Types of Nylon Used in FDM 3D Printing

Nylon, also known as polyamide (PA), is a family of thermoplastic polymers valued in FDM 3D printing for their strength, flexibility, and wear resistance. Despite their appealing mechanical properties, nylon filaments are among the most challenging materials to print due to their high printing temperatures, tendency to warp, and strong affinity for moisture. Several nylon types are formulated for FDM printing, each with distinct characteristics that influence print quality, mechanical performance, and ease of use.

PA6 (Nylon 6)

PA6 is one of the most common nylons used in FDM printing. It is a tough material with high tensile strength and excellent impact resistance, making it suitable for functional parts and mechanical components. However, PA6 absorbs moisture quickly from the air, which can lead to bubbles and poor layer adhesion if not properly dried. It also has a strong tendency to warp unless printed with a heated bed and enclosed chamber. Typical extrusion temperatures range from 250°C to 270°C. After annealing, PA6 parts gain improved dimensional stability and heat resistance due to increased crystallization.

PA66 (Nylon 66)

PA66 is similar to PA6 in composition but has a slightly higher melting point, around 260°C. This gives it superior stiffness, wear resistance, and heat resistance compared to PA6. It exhibits low creep under load and performs well for precision mechanical parts. Like PA6, PA66 is highly hygroscopic and prone to warping during printing, so it requires dry filament storage, a heated bed (around 80°C–100°C), and an enclosure. The material hardens considerably after annealing. However, when exposed to humidity afterward, it becomes more ductile and impact resistant.

PA12 (Nylon 12)

PA12 is a common engineering-grade filament that differs from PA6 and PA66 through its longer molecular chain and lower moisture absorption. This makes it more dimensionally stable and easier to print with fewer warping issues. Its typical extrusion temperature ranges between 240°C and 260°C. PA12 provides high impact resistance, very good chemical resistance, and greater flexibility than other nylons. Its lower water absorption also means it retains dimensional accuracy longer in humid environments. PA12 is heat resistant to around 180°C and responds well to annealing for further crystallization and toughness.

PA612 (Nylon 612)

PA612 combines characteristics of PA6 and PA12. It offers lower moisture absorption than PA6, while maintaining greater stiffness than PA12. The result is a material well-suited for applications requiring balanced mechanical strength and stability. It is easier to print than PA6 or PA66 and less prone to warping. PA612 parts have smooth surfaces and are less brittle, making them versatile for both aesthetic and functional components. Heat resistance is moderate, generally below PA66 but above PA12.

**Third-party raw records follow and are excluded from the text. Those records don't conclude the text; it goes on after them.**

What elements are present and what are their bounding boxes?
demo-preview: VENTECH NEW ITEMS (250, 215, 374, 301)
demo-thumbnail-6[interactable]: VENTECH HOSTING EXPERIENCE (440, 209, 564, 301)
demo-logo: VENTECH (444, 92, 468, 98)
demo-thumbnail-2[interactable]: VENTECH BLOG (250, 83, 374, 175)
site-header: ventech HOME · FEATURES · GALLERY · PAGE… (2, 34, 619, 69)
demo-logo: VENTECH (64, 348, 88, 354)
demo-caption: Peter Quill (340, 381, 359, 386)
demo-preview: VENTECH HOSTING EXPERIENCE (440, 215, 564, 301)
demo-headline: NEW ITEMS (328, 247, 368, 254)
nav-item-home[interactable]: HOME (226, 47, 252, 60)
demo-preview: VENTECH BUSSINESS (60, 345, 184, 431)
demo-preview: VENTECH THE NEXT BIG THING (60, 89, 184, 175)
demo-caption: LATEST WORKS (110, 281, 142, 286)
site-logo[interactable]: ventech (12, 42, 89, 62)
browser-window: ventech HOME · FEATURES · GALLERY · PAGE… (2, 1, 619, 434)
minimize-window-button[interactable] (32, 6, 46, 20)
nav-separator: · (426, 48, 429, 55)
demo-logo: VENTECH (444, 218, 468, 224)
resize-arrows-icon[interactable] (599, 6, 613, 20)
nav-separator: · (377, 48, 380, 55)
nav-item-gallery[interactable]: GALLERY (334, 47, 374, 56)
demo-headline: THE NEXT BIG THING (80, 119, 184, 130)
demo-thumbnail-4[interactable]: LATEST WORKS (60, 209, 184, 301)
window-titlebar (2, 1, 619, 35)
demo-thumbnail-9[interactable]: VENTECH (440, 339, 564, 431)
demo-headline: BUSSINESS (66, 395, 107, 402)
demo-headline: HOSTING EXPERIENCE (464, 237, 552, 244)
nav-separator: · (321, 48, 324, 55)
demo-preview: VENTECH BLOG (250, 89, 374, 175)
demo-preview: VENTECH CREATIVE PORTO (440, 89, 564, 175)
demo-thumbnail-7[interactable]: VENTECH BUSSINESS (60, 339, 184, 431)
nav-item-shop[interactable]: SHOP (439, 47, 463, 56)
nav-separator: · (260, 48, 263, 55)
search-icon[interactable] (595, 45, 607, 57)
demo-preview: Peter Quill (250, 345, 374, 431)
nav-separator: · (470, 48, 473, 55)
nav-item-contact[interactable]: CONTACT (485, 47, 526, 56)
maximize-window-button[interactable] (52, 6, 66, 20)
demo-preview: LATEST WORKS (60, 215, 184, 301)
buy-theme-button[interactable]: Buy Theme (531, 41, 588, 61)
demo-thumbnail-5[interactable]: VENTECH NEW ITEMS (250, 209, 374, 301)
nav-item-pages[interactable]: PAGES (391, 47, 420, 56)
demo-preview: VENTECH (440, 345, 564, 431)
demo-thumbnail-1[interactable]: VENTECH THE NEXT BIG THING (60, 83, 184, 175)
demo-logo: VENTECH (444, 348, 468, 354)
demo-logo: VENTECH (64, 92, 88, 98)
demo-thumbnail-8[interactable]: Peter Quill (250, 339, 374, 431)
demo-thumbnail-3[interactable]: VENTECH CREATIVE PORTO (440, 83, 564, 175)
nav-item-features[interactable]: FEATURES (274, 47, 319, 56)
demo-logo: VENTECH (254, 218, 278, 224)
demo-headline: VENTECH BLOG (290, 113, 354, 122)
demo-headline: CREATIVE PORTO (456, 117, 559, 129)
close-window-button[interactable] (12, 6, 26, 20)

Other Nylon Blends and Composites

Some nylon formulations blend multiple polyamide types or include additives to target specific goals. Fiber-reinforced nylons are especially popular: carbon fiber and glass fiber reinforcements enhance stiffness, strength, and dimensional stability while reducing shrinkage and warping. These additives also improve surface finish by limiting thermal deformation during printing. However, fiber-filled filaments are more abrasive, requiring hardened nozzles.

Printability Challenges

Printing nylon successfully requires high extrusion temperatures (typically 240°C–280°C), a heated print bed, and controlled ambient temperatures (so long as not printing with Polymaker nylons). Nylon’s natural hygroscopicity causes moisture absorption, which can create steam pockets during extrusion, leading to surface pitting and weak layer adhesion. Filament should always be kept dry, ideally in a sealed container or a filament dryer. Warping is another major difficulty, as nylon contracts strongly during cooling.

To address warping, Polymaker has developed Warp Free Technology, which optimizes the material formulation to relieve internal stress during cooling. This allows larger nylon parts to be printed on open-frame printers with reduced risk of curling or layer separation.

Effects of Annealing and Moisture

Annealing nylon parts enhances their crystallization, increasing structural strength, stiffness, and heat resistance. Fully crystallized parts perform better under load and at elevated temperatures. Over time, however, when parts absorb moisture, the polymer chains become more mobile, resulting in higher ductility and impact resistance but less rigidity. This tradeoff makes nylon applications adaptable for parts requiring toughness and slight flexibility.

Summary

Each nylon type brings a different balance between ease of printing, mechanical performance, and environmental stability. PA6 and PA66 provide high rigidity and heat performance at the cost of more challenging print behavior, while PA12 and PA612 are more forgiving and moisture-resistant. Reinforced nylons further address warping and mechanical limits. With proper drying, temperature management, and the use of advanced formulations like Warp Free Technology, nylon remains one of the most capable materials for producing durable, functional parts in FDM 3D printing.